Rotten Mind - Rotten Mind - Albums - Reviews - Soundblab

Rotten Mind - Rotten Mind

by Nathan Fidler Rating:5 Release Date:2017-03-24

Scandinavians taking on sounds native from Britain and the US is nothing new, and Rotten Minds follow this tradition on their self-titled album, their second effort on Lövely Records.

It’s easy to say that bands like Rotten Minds have bags of pace, energy and attitude, because that’s what a small snippet would make you feel. While your instincts would serve you well, it doesn’t show the whole picture.

These Swedes have clearly been raised on a lean diet of Buzzcocks and other garage-punk bands. With crashing drums, angular guitars and a barked litany chorus hooks, their core values are realised perfectly in tracks like ‘Dark Intentions’ and ‘Wish You Were Gone’. However, you could say the whole, sounding quite the same throughout, is all the same.

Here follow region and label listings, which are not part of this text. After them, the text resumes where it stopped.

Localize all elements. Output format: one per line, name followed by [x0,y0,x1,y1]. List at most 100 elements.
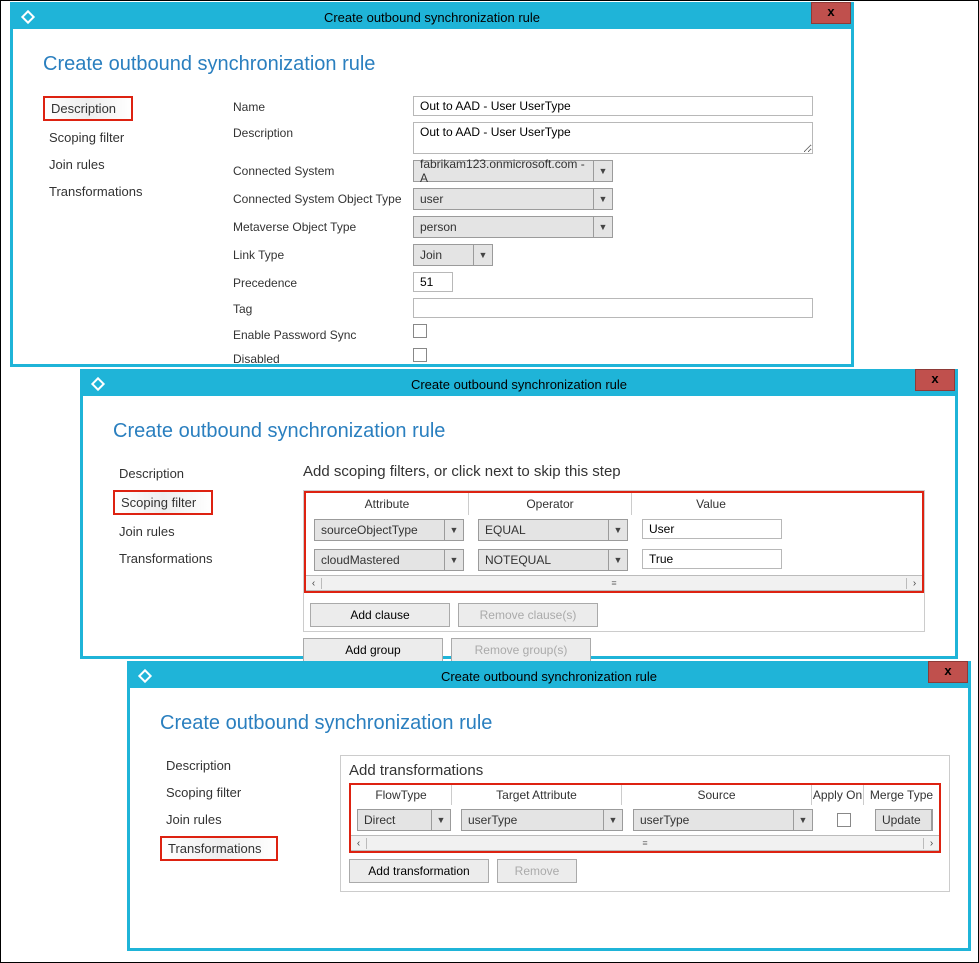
dropdown-text: user [414,189,594,209]
close-button[interactable]: x [928,661,968,683]
dropdown-text: NOTEQUAL [479,550,609,570]
sidebar-item-description[interactable]: Description [160,755,310,776]
sidebar-item-description[interactable]: Description [43,96,133,121]
sidebar-item-scoping[interactable]: Scoping filter [160,782,310,803]
horizontal-scrollbar[interactable]: ‹ ≡ › [306,575,922,591]
dropdown-target-attr[interactable]: userType▼ [461,809,623,831]
add-group-button[interactable]: Add group [303,638,443,662]
sidebar-item-label: Scoping filter [121,495,196,510]
sidebar-item-label: Description [119,466,184,481]
checkbox-apply-once[interactable] [837,813,851,827]
dropdown-text: cloudMastered [315,550,445,570]
sidebar-item-label: Join rules [119,524,175,539]
dropdown-flowtype[interactable]: Direct▼ [357,809,451,831]
transformations-heading: Add transformations [349,762,941,779]
label-precedence: Precedence [233,272,413,290]
sidebar-item-join[interactable]: Join rules [43,154,193,175]
col-attribute: Attribute [306,493,469,515]
input-precedence[interactable] [413,272,453,292]
chevron-down-icon: ▼ [604,815,622,825]
checkbox-pwd-sync[interactable] [413,324,427,338]
dropdown-text: fabrikam123.onmicrosoft.com - A [414,161,594,181]
add-transformation-button[interactable]: Add transformation [349,859,489,883]
sidebar: Description Scoping filter Join rules Tr… [160,755,310,892]
sidebar-item-label: Join rules [166,812,222,827]
chevron-down-icon: ▼ [594,166,612,176]
titlebar[interactable]: Create outbound synchronization rule x [130,664,968,688]
page-title: Create outbound synchronization rule [43,53,821,76]
titlebar[interactable]: Create outbound synchronization rule x [83,372,955,396]
input-name[interactable] [413,96,813,116]
sidebar-item-label: Scoping filter [49,130,124,145]
label-link-type: Link Type [233,244,413,262]
close-button[interactable]: x [915,369,955,391]
label-pwd-sync: Enable Password Sync [233,324,413,342]
dropdown-link-type[interactable]: Join ▼ [413,244,493,266]
scroll-left-icon[interactable]: ‹ [306,578,322,589]
dropdown-text: userType [634,810,794,830]
window-transformations: Create outbound synchronization rule x C… [127,661,971,951]
sidebar-item-transformations[interactable]: Transformations [43,181,193,202]
window-description: Create outbound synchronization rule x C… [10,2,854,367]
label-disabled: Disabled [233,348,413,366]
chevron-down-icon: ▼ [432,815,450,825]
filter-row: cloudMastered▼ NOTEQUAL▼ [306,545,922,575]
col-operator: Operator [469,493,632,515]
window-title: Create outbound synchronization rule [83,377,955,392]
window-title: Create outbound synchronization rule [13,10,851,25]
sidebar-item-join[interactable]: Join rules [113,521,263,542]
scroll-right-icon[interactable]: › [923,838,939,849]
sidebar-item-transformations[interactable]: Transformations [160,836,278,861]
checkbox-disabled[interactable] [413,348,427,362]
sidebar: Description Scoping filter Join rules Tr… [113,463,263,662]
remove-group-button[interactable]: Remove group(s) [451,638,591,662]
label-cs-obj-type: Connected System Object Type [233,188,413,206]
chevron-down-icon: ▼ [609,525,627,535]
label-connected-system: Connected System [233,160,413,178]
dropdown-cs-obj-type[interactable]: user ▼ [413,188,613,210]
input-value[interactable] [642,519,782,539]
window-title: Create outbound synchronization rule [130,669,968,684]
chevron-down-icon: ▼ [445,525,463,535]
input-tag[interactable] [413,298,813,318]
dropdown-mv-obj-type[interactable]: person ▼ [413,216,613,238]
label-tag: Tag [233,298,413,316]
dropdown-source[interactable]: userType▼ [633,809,813,831]
col-flowtype: FlowType [351,785,451,805]
chevron-down-icon: ▼ [445,555,463,565]
add-clause-button[interactable]: Add clause [310,603,450,627]
dropdown-text: userType [462,810,604,830]
close-button[interactable]: x [811,2,851,24]
scroll-track[interactable]: ≡ [322,578,906,588]
scroll-left-icon[interactable]: ‹ [351,838,367,849]
sidebar-item-transformations[interactable]: Transformations [113,548,263,569]
horizontal-scrollbar[interactable]: ‹ ≡ › [351,835,939,851]
input-value[interactable] [642,549,782,569]
input-description[interactable] [413,122,813,154]
sidebar-item-join[interactable]: Join rules [160,809,310,830]
sidebar-item-scoping[interactable]: Scoping filter [43,127,193,148]
remove-clause-button[interactable]: Remove clause(s) [458,603,598,627]
dropdown-merge-type[interactable]: Update [875,809,933,831]
dropdown-text: Join [414,245,474,265]
dropdown-operator[interactable]: NOTEQUAL▼ [478,549,628,571]
dropdown-operator[interactable]: EQUAL▼ [478,519,628,541]
dropdown-text: Direct [358,810,432,830]
window-scoping: Create outbound synchronization rule x C… [80,369,958,659]
titlebar[interactable]: Create outbound synchronization rule x [13,5,851,29]
sidebar-item-description[interactable]: Description [113,463,263,484]
sidebar-item-scoping[interactable]: Scoping filter [113,490,213,515]
dropdown-connected-system[interactable]: fabrikam123.onmicrosoft.com - A ▼ [413,160,613,182]
dropdown-attribute[interactable]: cloudMastered▼ [314,549,464,571]
chevron-down-icon: ▼ [474,250,492,260]
dropdown-attribute[interactable]: sourceObjectType▼ [314,519,464,541]
sidebar-item-label: Transformations [119,551,212,566]
remove-transformation-button[interactable]: Remove [497,859,577,883]
scroll-right-icon[interactable]: › [906,578,922,589]
scroll-track[interactable]: ≡ [367,838,923,848]
label-name: Name [233,96,413,114]
chevron-down-icon: ▼ [594,222,612,232]
chevron-down-icon: ▼ [794,815,812,825]
label-description: Description [233,122,413,140]
chevron-down-icon: ▼ [609,555,627,565]
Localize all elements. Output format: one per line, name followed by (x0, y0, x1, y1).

Each song has it’s own punch, but relies on the same formula. Perhaps this is indicative of what people want in a guitar band these days, but after a listen through you won’t find much to go back for; it’s a case of “heard one, hear ‘em all”. ‘Real Lies’ contains a more distinctive guitar lead and solo, but on the whole the tracks are interchangeable.

What made The Hives so distinctive (and bear in mind this was over fifteen years ago), was the howl of the vocals and the rigidity of the riffs. Here, whether through the production or the writing, the songs lack distinctive features or character. The band play at breakneck pace just to get through to the end of each song, not out of some sense of urgency for the message, but to simply meet the standard of the genre.

Every once in awhile you’re hooked into a song by the chorus - most verses are forgettable - and the final track, ‘I Need You Now’ offers a lighter acoustic riff. “Oh I, Oh I need you now” is the desperate call, with more genuine feeling evoked than throughout the rest of the album.

In a genre which has already seen revitalisation in the last decade or so, you need to be offering something more than just a straightforward set of ten standard songs. A great drill run here, but nothing more.